The historic Ardennes circuit was designed in 1920, had a triangular shape and used the public roads between the towns of Malmedy and Stavelot and was originally 15 km long. The circuit hosted their first Grand Prix in 1925. It was a very fast high speed circuit with fast corners. Like the old Nurburgring it became notorious for its fatal accidents, during the 1960 Grand Prix Stirling Moss was seriously injured, and his compatriots Alan Stacey and Chris Bristow died during the race. The circuit was boycotted in 1969, drivers demanded changes and in 1970 ARMCO's were placed around the circuit.

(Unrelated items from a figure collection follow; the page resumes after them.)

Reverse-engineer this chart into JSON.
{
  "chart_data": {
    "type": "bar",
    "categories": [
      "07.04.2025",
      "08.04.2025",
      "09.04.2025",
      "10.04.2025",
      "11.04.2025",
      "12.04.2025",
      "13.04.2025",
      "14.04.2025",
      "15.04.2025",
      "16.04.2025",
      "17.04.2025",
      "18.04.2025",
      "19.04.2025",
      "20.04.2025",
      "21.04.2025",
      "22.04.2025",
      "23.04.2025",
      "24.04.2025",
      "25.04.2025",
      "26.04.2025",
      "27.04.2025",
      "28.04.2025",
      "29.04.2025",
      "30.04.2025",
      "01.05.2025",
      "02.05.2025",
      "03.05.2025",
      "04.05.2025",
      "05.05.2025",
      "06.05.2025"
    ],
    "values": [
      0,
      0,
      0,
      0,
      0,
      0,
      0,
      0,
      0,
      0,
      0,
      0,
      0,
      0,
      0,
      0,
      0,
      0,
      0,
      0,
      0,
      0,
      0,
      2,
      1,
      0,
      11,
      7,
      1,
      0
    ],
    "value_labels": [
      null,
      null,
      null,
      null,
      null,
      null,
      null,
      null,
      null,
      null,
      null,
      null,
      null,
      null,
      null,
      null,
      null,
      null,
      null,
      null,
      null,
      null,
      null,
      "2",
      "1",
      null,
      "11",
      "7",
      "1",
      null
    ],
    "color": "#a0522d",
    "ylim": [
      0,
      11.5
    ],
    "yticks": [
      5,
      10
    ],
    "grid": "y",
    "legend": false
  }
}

However, drivers were still not satisfied about the safety standards and Formula One would not return to the circuit until 1983, when the modern track was opened.
The modern circuit is well-known for its unpredictable weather conditions, but the track lay-out and the beauty of the Ardennes surrounding the circuit have always been the main attraction for drivers and spectators alike. Especially the uphill combination of corners of Eau Rouge have always been a challenge for drivers, and many of them consider this section as the most exciting and most beautiful corner of all Formula One circuits. In 1999 Jacques Villeneuve crashed in Eau Rouge after a bet with his team mate Ricardo Zonta - the bet was who dared to take Eau Rouge flat out - a bet he lost, and although it was a very violent crash, Villeneuve described it as 'my best crash ever.' Zonta didn't win the bet either, he crashed in exactly the same way as Villeneuve only a few laps later. In ten days time the Formula One circus will again be present at Spa-Francorchamps, let's hope it will not be the last time.